Supplements are good for both helping you understand law/rules that you don't understand, and ensuring that you properly understand law/rules that you think you understand.

tl;dr: buy supplements and read them thoroughly.

User avatar
kalvano
Posts: 11720
Joined: Mon Sep 07, 2009 2:24 am

Re: Note-taking while you read.

Postby kalvano » Sun Oct 09, 2011 5:32 pm

ahduth wrote:
zomginternets wrote:Are you sure about the cases being irrelevant to the exam for those classes? Granted the supplements will tell you 90% of what you need to know, but I think it's a good idea to highlight/note take from the cases too. In my experience, profs love to present hypos that are analogous to cases, particularly for MC.

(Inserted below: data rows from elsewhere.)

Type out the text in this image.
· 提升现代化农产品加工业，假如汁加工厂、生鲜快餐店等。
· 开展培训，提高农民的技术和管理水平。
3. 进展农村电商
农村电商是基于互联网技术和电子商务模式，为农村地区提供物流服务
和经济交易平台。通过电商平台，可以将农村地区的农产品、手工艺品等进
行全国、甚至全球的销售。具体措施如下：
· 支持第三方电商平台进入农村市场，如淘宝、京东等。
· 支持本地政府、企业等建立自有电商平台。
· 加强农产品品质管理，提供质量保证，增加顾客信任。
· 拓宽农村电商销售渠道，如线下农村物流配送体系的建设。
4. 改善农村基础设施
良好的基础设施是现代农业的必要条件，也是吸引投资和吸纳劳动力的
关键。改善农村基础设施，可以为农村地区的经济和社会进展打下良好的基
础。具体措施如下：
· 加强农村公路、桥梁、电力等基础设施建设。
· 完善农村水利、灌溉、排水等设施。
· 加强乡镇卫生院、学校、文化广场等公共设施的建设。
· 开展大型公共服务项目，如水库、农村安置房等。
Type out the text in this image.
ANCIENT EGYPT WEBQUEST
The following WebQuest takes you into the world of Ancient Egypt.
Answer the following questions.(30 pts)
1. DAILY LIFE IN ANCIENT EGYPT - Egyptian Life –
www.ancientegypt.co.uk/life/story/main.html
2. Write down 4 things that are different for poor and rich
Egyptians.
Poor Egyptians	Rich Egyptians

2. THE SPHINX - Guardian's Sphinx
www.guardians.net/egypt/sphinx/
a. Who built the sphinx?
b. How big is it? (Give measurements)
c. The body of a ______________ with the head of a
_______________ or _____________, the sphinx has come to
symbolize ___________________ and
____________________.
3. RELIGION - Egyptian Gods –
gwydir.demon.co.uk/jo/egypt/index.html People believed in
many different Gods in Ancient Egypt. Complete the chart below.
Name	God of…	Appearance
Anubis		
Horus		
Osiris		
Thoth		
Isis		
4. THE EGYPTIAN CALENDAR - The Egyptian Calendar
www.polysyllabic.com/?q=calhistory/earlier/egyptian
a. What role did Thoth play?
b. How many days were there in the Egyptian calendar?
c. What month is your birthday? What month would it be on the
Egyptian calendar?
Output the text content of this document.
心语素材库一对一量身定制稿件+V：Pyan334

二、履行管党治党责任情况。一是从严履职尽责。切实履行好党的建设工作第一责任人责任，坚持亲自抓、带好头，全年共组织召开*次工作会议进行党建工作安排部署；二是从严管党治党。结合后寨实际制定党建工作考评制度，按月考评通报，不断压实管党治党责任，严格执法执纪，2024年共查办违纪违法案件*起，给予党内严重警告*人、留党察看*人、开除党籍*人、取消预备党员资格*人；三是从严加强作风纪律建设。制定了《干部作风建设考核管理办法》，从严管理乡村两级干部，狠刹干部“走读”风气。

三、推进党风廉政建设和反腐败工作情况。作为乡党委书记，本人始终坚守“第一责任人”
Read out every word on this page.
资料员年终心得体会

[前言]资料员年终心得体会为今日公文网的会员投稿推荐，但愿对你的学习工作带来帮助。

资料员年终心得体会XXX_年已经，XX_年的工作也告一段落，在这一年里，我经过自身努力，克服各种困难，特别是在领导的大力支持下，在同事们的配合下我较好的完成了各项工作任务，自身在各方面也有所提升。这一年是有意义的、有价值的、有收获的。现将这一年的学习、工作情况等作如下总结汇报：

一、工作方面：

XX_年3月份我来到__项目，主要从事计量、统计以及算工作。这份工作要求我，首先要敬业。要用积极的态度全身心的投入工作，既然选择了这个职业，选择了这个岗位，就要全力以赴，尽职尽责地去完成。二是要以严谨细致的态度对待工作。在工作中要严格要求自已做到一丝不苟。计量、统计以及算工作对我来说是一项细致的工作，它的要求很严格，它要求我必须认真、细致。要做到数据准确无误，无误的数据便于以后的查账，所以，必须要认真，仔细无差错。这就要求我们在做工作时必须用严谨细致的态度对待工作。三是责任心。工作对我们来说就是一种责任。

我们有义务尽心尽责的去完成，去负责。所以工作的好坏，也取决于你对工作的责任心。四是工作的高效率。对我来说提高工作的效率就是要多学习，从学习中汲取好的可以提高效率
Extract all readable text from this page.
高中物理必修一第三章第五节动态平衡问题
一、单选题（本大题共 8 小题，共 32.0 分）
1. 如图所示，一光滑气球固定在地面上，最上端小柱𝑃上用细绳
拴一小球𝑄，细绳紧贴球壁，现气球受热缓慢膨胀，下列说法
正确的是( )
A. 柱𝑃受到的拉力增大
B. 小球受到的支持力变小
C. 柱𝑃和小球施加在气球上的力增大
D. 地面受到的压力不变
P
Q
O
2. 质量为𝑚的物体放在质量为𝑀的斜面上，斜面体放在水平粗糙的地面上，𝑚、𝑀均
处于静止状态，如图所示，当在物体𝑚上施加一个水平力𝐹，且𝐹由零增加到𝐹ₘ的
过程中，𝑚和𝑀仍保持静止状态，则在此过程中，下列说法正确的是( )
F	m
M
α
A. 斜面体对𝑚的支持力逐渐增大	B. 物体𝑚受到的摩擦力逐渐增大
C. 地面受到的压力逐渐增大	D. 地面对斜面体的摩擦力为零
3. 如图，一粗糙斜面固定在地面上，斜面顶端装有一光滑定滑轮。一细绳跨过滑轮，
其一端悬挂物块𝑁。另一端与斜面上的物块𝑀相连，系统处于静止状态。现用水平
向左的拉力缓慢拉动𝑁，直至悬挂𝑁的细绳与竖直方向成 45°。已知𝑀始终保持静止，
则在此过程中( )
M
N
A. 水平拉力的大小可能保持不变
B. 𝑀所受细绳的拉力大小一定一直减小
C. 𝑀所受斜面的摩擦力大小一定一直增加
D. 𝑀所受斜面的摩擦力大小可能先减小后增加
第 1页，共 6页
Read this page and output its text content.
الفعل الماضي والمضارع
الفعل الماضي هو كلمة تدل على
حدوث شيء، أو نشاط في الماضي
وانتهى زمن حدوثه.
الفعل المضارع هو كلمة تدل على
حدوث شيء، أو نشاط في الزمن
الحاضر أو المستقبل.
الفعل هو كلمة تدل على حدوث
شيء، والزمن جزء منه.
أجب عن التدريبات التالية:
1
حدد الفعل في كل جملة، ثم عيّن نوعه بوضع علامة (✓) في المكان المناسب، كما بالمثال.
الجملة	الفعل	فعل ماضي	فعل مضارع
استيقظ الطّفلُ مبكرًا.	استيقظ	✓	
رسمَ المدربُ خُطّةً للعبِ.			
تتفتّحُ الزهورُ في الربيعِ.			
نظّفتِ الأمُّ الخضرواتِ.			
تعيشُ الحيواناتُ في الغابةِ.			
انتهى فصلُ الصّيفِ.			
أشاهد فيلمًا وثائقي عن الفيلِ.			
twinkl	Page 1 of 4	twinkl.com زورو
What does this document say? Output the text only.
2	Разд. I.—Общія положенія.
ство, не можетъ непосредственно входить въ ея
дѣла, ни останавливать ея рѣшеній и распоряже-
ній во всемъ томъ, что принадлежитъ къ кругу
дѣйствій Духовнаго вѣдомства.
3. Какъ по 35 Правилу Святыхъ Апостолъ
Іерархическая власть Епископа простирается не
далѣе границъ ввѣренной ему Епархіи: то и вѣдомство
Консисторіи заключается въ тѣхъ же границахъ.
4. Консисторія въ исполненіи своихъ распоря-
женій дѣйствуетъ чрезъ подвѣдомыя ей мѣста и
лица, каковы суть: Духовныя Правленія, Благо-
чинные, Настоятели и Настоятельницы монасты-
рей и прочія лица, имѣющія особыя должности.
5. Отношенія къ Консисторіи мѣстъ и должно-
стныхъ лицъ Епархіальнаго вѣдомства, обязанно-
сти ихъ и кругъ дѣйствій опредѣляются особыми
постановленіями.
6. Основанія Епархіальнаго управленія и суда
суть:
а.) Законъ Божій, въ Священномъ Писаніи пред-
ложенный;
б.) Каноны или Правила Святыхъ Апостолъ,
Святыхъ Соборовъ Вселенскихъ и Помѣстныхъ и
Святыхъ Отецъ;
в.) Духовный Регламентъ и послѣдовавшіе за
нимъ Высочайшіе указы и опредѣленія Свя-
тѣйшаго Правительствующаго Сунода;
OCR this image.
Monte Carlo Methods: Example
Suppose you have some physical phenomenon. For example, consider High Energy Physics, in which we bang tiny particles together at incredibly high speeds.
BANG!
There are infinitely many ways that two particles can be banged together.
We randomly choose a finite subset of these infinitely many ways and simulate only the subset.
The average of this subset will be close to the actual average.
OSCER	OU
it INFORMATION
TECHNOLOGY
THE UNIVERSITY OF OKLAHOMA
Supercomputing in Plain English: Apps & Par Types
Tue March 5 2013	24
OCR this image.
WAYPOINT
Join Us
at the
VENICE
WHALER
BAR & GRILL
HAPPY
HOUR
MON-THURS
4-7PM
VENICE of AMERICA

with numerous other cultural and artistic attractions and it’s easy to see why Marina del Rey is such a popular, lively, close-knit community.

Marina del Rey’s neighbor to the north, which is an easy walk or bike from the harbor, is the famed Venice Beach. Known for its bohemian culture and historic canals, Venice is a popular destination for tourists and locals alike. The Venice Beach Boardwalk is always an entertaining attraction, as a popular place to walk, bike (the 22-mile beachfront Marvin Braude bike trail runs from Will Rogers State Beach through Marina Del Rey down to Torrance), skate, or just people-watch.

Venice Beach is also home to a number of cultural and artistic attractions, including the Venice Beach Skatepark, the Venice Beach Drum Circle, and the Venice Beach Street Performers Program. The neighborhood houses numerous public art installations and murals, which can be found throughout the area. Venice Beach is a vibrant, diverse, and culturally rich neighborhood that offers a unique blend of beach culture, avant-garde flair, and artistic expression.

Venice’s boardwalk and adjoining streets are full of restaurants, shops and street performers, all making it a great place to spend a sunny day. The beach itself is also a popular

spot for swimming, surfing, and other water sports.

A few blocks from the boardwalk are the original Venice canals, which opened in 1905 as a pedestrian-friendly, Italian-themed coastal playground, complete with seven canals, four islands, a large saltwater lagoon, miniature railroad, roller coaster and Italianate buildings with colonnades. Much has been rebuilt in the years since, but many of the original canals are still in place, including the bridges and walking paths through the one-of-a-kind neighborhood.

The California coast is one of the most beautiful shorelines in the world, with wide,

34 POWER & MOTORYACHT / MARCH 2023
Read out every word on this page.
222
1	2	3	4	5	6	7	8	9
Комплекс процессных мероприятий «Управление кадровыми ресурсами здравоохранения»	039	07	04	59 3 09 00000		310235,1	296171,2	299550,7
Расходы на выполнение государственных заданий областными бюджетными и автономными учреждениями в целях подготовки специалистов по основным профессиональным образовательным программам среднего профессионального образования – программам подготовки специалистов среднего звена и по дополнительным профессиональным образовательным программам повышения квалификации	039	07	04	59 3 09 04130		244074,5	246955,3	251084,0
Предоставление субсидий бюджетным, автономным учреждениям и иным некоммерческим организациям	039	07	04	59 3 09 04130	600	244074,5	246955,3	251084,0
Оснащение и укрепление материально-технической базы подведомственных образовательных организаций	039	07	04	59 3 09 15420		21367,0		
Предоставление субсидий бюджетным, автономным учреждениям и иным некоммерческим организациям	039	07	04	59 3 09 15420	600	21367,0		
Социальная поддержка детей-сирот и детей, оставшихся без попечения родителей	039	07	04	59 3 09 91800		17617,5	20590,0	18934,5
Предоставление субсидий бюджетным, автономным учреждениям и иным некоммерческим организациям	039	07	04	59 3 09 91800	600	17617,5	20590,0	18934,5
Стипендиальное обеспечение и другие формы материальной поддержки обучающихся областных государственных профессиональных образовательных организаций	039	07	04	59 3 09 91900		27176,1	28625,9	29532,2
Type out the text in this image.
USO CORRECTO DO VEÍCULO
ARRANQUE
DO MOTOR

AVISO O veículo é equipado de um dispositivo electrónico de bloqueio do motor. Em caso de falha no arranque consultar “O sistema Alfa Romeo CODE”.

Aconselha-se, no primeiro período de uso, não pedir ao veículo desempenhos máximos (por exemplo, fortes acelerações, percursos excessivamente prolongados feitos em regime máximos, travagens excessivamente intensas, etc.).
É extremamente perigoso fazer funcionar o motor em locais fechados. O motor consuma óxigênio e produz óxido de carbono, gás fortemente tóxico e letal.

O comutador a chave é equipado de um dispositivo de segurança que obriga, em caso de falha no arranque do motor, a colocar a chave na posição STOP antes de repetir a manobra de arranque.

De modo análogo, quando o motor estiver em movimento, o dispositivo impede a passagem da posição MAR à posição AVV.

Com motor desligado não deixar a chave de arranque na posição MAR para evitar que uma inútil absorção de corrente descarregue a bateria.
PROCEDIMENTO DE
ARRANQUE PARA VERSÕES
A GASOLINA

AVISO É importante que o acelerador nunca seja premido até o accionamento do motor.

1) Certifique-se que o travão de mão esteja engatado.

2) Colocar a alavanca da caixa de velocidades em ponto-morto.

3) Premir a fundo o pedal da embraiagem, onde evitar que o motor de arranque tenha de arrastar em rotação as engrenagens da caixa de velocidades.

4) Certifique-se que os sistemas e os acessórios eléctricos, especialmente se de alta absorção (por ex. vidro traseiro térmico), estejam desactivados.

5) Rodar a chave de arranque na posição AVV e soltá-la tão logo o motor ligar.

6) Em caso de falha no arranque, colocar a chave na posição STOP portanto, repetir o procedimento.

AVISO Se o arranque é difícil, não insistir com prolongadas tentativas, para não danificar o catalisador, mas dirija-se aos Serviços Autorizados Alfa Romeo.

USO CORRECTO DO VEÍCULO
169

I should wheel that statement back quite a bit (almost entirely). More generally I meant to say that Crim and Contracts aren't as strictly case-dependent as Civ Pro is. That being said, there are plenty of precedent-setting cases, and being able to reference them is obviously key. Right now I'm more focused on understanding the overall framework they're setting up. But I will bring the cases back in, once I have a clearer picture of where they fit. Civ Pro you can basically start doing that as soon as you can read a case and identify the holding without flinching.

I haven't touched a supplement, I'm not sure what they're all about. Some of the people in my section bought something that had outlines and briefs supposedly keyed to our books, and said they were just flat out wrong. Like they hadn't even correctly identified basic holdings in the cases. So I'm a little disturbed by that. I suppose a supplement option could have been in the poll, are they mostly useful for posing questions while you study or are people actually using them in conjunction with a note-taking function?



First off, re-think the thing about Crim not being case-driven. Particularly at the fundamentals stage, it's very case-driven as the the cases fill out the statutes.

Second, buy the Glannon E&E for Civ Pro. It goes over everything, with all the major cases, and really fleshes it out well.

keg411
Posts: 5935
Joined: Tue Apr 21, 2009 9:10 pm

Re: Note-taking while you read.

Postby keg411 » Sun Oct 09, 2011 10:03 pm

Do whatever works for you. There is no specific way how to take notes/highlight/brief/whatever.